What could go wrong!
rgb
Even when the experts all agree, they may well be mistaken. --- Bertrand Russell.
To quote the (only) movie: "There can be only one".
I refuse to acknowledge that the fantastic movie Highlander ever has had any sequels, prequels, tv shows, a franchise or anything else.
Just that one movie, with its marvellous soundtrack and the mystery of who the immortals were, where they came from, and why there could be only one.
None of this "they came from space. No, the future!" malarkey. It is and was a mystery, never explained.
"Total destruction the only solution" - Bob Marley
Those time-traveling immortals should have taken a detour via 2013 to hear Allan Savory's TED Talk: Allan Savory: How to green the world's deserts and reverse climate change. The action is all in the soil, not up in the sky.
XML is like violence. If it doesn't solve your problem, you're not using enough of it. --AC
Irrelevant. We don't need to make specific predictions to predict that things will be bad.
Hell, forget specificity - it would be nice if it could even make a good/bad prediction, or at least *something* close enough and concrete enough. We've seen predictions of an ice-free Arctic by now (nope), sea levels that should have risen at least 5-12" by now (nope), swarms of killer hurricanes (nope)... and mostly we see a lot of authorities having to go out of their way to explain why their 10-year-old predictions have turned to crap. It doesn't help that some of them have resorted to long circuitous loops of semi-logic to try at an explanation.

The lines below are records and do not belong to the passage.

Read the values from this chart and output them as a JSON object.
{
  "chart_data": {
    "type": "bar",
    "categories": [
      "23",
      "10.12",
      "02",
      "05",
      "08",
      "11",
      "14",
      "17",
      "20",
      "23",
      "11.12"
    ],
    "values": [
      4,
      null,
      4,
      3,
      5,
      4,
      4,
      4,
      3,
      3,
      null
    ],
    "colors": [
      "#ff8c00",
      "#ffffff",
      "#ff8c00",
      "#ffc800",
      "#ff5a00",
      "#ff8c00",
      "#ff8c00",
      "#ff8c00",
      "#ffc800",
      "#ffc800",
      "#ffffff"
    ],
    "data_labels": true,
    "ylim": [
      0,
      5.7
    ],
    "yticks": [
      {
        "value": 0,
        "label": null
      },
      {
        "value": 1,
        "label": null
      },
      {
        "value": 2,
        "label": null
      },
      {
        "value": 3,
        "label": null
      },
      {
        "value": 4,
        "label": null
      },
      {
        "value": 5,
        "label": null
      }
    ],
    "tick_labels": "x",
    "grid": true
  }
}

Seriously - this isn't about quibbling over a fractions of a degree here, it's about getting the trend predictions workable, at least enough that later events come to within at least the same zip code of confirming them. Put this way: According to Dr. Hansen's infamous 'hockey stick', we should have seen something affirmative by now... and instead of revisiting his hypothesis to see why it didn't stack up against the facts on the ground (which would be the scientific way to deal with failure), we see Dr. Hansen actively litigating against any big-name critic that hurts his ego by pointing out that he was (*gasp*) wrong. And no - don't get me started on the IPCC; it's become little more than a propaganda organ these days.
So yeah - it is relevant to have a working model that can at least predict a trend, especially in light of what these scientists are demanding of society as a whole. As long as the science itself remains broken, no one should take stock in it.
Before anyone comes swooping in to express their hurt little feelings via downmods, note that I *want* these scientists to have a working model, and to have some sense of accuracy, no matter how it turns out otherwise. So far, not only is there a lack of one, but a religious and ideological fervor has swept the whole damn field, making it a mess that has lost credibility (partially in some cases, entirely in others).
Quo usque tandem abutere, Nimbus, patientia nostra?
There is nothing acidic involved with what is happening to the ocean from CO2.
CO2 dissolves in water to form carbonic acid. It's clear enough.
RTFA. I knew you alarmists were dense, but really.
I'm not an alarmist. I'm just stating the facts. It's perfectly reasonable to talk about increasing acidity when you're adding an acid. Even if you're starting with a base.